Page 40 of Haven't Killed in Years
I didn’t like to admit it, but half of me had come from this woman. I’d never felt a connection, but I had grown inside her and she had fed me and dressed me and kept me alive before I was equipped do those things myself. Was I too hard on her? Was it just easier to hate her?
My plan had worked. Porter was with me, and instead, Reanne was dead. This was my doing. I had felt so smart concocting the plan. So why did I feel like complete shit now? Maybe it was because of Gustus. He was going to be heartbroken. He’d waited so long for her to get out of prison only for her to be taken away again. It had to be that. It wasn’t possible these churning feelings were about losing her. I wasn’t ready for that.

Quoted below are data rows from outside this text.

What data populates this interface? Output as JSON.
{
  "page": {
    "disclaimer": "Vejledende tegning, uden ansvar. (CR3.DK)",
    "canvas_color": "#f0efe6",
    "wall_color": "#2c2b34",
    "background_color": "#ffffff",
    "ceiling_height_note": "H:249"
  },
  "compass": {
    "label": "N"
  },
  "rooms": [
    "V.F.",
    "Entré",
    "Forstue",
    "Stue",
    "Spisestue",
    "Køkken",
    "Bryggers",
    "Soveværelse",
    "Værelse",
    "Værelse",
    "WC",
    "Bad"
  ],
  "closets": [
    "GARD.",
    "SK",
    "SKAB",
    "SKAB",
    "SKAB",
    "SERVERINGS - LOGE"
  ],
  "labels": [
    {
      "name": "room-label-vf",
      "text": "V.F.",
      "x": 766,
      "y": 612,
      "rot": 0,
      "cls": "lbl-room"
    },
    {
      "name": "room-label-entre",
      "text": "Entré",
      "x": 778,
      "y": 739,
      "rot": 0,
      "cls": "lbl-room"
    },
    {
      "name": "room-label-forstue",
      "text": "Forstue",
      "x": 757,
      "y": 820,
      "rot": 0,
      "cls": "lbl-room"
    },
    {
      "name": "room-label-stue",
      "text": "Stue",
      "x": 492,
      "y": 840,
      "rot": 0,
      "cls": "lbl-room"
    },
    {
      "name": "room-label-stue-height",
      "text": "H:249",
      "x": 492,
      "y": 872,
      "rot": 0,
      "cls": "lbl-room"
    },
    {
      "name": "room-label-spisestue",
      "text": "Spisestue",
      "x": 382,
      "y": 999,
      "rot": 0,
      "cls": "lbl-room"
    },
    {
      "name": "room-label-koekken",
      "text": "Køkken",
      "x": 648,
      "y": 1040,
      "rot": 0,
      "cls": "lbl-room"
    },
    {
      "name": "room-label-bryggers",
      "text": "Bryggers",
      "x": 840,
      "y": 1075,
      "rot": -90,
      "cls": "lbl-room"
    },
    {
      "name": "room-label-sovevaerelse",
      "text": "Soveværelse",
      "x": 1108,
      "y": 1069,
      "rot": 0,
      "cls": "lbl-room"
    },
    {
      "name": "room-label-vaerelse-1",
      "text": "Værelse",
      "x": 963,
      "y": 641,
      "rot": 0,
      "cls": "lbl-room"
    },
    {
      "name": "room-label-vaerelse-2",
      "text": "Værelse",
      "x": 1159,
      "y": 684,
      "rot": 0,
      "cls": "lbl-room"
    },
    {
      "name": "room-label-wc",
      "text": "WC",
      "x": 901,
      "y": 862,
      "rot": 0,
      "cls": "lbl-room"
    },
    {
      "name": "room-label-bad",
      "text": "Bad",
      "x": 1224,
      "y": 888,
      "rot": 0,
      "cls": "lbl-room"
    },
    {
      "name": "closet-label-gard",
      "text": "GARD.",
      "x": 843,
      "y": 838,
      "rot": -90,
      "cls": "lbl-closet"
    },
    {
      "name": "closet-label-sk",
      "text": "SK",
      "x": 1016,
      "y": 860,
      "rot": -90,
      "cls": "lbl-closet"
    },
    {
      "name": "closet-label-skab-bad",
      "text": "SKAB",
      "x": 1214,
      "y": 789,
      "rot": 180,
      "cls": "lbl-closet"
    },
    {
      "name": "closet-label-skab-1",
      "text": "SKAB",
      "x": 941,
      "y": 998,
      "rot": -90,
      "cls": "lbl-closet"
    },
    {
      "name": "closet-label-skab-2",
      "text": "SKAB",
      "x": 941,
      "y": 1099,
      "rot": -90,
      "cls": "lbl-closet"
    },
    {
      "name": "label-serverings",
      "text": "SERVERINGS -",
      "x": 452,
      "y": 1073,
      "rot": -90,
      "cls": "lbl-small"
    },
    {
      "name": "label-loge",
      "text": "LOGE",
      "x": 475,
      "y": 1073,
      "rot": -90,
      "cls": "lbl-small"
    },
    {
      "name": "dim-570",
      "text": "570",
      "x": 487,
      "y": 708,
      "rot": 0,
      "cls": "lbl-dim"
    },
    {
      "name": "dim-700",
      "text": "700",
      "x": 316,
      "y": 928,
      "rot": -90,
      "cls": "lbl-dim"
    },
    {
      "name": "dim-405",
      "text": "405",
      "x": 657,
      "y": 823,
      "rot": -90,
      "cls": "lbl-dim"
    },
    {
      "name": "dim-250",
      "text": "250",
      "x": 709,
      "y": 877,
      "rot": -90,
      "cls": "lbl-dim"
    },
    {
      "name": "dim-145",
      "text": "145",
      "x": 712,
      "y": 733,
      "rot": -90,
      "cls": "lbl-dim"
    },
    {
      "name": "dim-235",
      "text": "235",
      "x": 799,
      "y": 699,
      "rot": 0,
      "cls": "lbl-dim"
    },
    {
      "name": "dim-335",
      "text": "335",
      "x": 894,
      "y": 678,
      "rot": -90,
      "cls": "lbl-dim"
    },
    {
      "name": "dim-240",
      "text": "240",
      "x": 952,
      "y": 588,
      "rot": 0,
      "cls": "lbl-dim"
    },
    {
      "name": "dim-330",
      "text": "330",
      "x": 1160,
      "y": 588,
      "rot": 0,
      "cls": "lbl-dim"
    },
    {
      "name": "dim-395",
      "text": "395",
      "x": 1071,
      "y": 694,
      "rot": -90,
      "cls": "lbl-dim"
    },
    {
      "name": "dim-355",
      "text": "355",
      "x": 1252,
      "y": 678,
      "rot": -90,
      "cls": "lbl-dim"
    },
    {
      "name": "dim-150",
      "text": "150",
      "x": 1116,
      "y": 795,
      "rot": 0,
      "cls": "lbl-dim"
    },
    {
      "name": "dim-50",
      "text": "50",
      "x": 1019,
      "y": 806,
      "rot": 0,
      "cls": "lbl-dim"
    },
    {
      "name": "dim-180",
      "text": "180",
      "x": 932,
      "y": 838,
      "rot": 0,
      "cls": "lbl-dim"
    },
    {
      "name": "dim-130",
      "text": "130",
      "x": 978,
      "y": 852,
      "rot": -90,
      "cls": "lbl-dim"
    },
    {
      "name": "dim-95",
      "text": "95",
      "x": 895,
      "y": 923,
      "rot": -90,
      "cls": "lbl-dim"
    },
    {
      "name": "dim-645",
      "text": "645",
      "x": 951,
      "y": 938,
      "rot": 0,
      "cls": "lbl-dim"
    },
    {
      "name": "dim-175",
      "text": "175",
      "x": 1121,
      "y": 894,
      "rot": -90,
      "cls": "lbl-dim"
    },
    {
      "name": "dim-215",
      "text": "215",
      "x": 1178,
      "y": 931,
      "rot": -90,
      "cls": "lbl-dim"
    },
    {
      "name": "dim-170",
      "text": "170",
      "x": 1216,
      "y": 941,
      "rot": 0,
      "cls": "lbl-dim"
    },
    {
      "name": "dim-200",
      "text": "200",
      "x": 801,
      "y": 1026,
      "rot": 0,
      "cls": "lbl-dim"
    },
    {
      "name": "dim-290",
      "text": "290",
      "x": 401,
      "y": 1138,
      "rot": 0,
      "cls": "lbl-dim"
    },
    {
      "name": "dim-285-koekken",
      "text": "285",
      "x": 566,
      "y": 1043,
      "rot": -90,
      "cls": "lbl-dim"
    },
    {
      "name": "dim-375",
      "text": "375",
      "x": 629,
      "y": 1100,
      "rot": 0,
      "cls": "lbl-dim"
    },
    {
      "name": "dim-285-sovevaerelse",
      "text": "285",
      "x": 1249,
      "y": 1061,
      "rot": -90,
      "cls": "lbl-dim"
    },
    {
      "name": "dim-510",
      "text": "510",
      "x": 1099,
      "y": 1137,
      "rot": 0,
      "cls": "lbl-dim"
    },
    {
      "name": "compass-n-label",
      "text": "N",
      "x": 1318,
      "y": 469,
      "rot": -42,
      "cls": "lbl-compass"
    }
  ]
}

I knew for my cover I should be freaking out, but I didn’t feel like it. The kid was too far gone; he didn’t care if I was reacting appropriately. That was my fault too. I never thought it would come to this, but I knew he was susceptible. Not to anything specifically, but I knew he was young and lost and desperate for a place in the world. I had taken a kid like that, who I supposedly cared about, and thrown him right to the wolves.
“What happened to her?” I asked.
“I don’t know,” he insisted. “She was dead when I showed up—sitting on the couch, blood everywhere, throat slit. Her eyes were all open.” He kept rubbing his hands forcefully over his face and through his hair, spreading bits of dried blood all over himself. “And my stuff…she had things that were mine.”
“What do you mean?”
“Like some of my old hair was on the floor, covered in blood. There was a receipt on the table that I know was mine, covered in blood. My debit card was sticking out from between the cushions…COVERED IN BLOOD. Do you see what I’m saying? I was being set up.”
“Why were you even there?”
“She asked me to go there. She said it was a friend’s house and I could crash there. Once I saw the body, I didn’t know what to do. I didn’t do it, but it looked like I did.”
“Who told you to go there?” I asked.
He turned toward me, bracing for my reaction. “It was her…It was Marin Haggerty.”
Twenty-One
“What do you mean,Marin Haggerty?” I asked, trying to keep my voice steady and my hands from violently shaking Porter by the neckline of his shirt.
“I went to visit Abel, and when I left, there was a note on my car. It said to meet her at Old Navy.”
“At Old Navy? Are you kidding me?”
“No, it said Old Navy, so I drove there and waited outside.”
“And…? !”
“What?” he protested, like I was being unreasonably impatient. “She walked up to me and we started talking.”
“What did she look like?”
“I don’t know. A regular person. Sort of pretty, blonde, a little awkward. She seemed nervous.”
“And you’ve never seen her before?”
“No. I saw the picture from when she was a kid that Dominic had, but I’d never seen her in person.”
“And you’re sure it was her?”
“Who else would it be?”
I moved on, not wanting to overplay my hand. “What did she say?”
“She asked why I was visiting Abel…We just talked. It wasn’t weird. She said it was hard for her to visit her father. I assumed she wanted me to help bring him messages. She was nice and she seemed scared. She didn’t seem psycho or anything.”
“Okay, but how did it go from that to this?” I pointed with gusto to my mother’s body in the trunk.
“I thought it was cool, okay? Are you happy now? I thought I could bring her over and the guys would totally lose their shit. I wanted to impress them. I know. Don’t say anything. I know it was stupid.”
“And dangerous. You understand that, right?”
“Yessss.” He elongated the word, frustrated with my completely justified frustration.